Electronic music has paved its way into the forefront of the music industry, garnering massive festivals, growing fan bases and a new wave of producers. While it has exploded in popularity, it has only brought one type of performer and producer to the top — men. In a genre and industry that is disproportionately White and male, a group of women have set out to create a safe space for women, People of Color and nonbinary people to thrive.
Femme House sprouted out of a passion for offering support and inclusivity in an industry and genre that desperately needed it. Dance music is ranked as the third most popular genre in the world with an estimated 1.5 billion regular listeners according to the International Music Summit’s Business Report from 2019. According to the Recording Academy, only 2% of the popular music made in 2019 was produced by women.
“A lot of this culture and industry is about gatekeeping, and, you know, typically the gatekeepers are White and male,” Lauren A. Spalding, co-founder of Femme House, said. “As we tip toe into that space where we can become gatekeepers, we can sort of change what the gate looks like and, even more importantly, change what it looks like behind the gate.”
LP GIOBBI, another Femme House co-founder, is Eugene born and raised, but is currently a Los Angeles based DJ who has dedicated much of her time in the last few years to supporting aspiring DJ’s, producers, engineers and musicians since she once was in their position.
“It wasn’t until I heard that Grimes produced her own record that I had even thought I could have that role,” LP GIOBBI said. “Once I realized I could be a real producer, what other things did I not realize that I can do just because there’s no visual representation of myself ? I think it's just the overall tool of empowerment, becoming things you don’t necessarily see.”
The Femme House platform has grown to meet all imaginable needs of new and growing artists. Beyond its classes and free workshops, they also assist in advocating to give female and nonbinary producers, engineers and performers stage and radio time. A large community has risen in Femme House’s wake, bringing together artists who have gone on to create together, learn from one another and uplift each other.

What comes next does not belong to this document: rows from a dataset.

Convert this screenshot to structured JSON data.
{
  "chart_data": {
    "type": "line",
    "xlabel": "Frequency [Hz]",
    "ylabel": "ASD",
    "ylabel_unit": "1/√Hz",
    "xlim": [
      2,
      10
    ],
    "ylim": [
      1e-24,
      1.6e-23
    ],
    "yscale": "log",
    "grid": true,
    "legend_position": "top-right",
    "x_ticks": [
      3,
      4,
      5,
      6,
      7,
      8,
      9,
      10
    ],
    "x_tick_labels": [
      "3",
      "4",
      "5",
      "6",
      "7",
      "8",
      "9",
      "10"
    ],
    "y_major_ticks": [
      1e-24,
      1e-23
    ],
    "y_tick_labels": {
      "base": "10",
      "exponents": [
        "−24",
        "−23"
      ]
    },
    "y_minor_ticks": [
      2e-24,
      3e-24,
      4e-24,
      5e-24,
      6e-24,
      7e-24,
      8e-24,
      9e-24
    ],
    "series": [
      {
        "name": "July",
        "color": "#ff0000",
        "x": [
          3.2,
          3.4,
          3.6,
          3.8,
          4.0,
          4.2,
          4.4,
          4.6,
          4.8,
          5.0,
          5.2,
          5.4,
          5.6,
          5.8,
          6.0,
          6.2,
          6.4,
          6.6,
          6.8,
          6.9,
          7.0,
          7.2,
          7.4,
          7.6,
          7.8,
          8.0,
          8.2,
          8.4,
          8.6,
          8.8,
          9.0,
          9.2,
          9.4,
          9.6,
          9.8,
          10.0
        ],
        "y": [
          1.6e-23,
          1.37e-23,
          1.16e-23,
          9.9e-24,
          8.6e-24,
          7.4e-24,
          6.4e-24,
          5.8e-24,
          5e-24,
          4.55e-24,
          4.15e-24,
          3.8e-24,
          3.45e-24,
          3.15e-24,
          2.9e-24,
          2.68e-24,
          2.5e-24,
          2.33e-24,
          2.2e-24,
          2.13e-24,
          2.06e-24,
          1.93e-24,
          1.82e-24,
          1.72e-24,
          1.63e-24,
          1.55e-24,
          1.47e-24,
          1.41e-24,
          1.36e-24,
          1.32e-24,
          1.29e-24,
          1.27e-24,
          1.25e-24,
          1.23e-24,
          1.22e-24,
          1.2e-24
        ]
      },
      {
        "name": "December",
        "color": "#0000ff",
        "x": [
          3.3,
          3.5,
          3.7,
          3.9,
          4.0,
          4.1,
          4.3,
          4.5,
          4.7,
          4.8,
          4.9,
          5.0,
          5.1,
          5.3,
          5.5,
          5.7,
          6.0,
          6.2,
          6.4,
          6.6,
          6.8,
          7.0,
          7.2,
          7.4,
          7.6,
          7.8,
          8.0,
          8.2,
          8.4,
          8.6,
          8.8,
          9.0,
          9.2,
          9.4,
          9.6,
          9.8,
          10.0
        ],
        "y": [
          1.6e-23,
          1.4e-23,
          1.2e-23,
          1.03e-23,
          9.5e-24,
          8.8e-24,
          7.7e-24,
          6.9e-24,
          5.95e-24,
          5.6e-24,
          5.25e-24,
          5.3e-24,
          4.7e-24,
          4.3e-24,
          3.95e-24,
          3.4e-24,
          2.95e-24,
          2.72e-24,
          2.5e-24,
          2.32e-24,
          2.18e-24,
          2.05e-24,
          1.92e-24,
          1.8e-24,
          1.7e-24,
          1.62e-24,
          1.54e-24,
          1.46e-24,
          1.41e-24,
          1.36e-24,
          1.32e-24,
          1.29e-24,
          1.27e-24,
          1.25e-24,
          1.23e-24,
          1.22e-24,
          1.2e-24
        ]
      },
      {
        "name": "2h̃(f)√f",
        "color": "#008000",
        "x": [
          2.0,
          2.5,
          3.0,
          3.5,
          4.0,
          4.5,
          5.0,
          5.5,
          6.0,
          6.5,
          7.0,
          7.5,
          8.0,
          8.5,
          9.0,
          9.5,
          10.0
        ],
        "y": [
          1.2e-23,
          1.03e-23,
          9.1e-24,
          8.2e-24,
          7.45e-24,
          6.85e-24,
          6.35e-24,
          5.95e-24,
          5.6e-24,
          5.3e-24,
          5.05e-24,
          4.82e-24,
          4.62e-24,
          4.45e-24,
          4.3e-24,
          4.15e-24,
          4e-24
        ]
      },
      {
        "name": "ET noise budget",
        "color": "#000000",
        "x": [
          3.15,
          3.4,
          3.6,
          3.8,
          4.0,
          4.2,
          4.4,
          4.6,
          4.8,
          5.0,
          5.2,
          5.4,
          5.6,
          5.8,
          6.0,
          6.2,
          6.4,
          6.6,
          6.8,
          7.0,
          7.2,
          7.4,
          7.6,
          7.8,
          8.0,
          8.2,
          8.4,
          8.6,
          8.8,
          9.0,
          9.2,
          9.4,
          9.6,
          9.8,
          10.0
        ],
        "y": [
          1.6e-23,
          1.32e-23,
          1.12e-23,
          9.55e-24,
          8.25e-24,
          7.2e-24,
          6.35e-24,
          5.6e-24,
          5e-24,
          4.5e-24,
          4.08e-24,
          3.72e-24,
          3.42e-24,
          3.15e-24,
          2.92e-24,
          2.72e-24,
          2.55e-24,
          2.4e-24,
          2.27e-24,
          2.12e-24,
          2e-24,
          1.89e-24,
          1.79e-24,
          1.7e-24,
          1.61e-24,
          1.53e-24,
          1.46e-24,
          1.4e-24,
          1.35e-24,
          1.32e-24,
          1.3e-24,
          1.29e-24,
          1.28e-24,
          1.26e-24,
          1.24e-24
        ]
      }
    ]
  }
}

“It’s not about one single person,” Elena Strawn, social media manager for Femme House, said. “It's about everyone lifting everyone up and making it so that if one person succeeds we’re all going to succeed.”
Regardless of this dramatic shift to online in the last year, Femme House has managed to revolutionize their platform, creating a global community. All classes and workshops were formerly in person, mostly in Los Angeles, and typically around 15 to 20 people. But with the new online presence, there have been nearly 150 people attending workshops from all over the world. A new focus has also been put on expanding the number of People of Color involved in Femme House with the start of the new year including a new scholarship program as well as free classes for People of Color.
Each Friday Femme House hosts “Femme House Fridays” on the streaming platform Twitch where LP GIOBBI kicks off a 12-hour-long performance that allows a lineup of female and nonbinary artists to perform. Starting on Jan. 30 every Saturday at 6 p.m. PST the “LP GIOBBI Presents Femme House Radio” show will air on Diplo’s Revolution on Sirius XM.
“We’re trying to change the development channel and you know for us I think it’s all about, at the risk of sounding cliché, lifting as we climb,” Spalding said. “In 15 years honestly I hope it’s not weird or sort of unorthodox to see a female DJ headlining EDC.”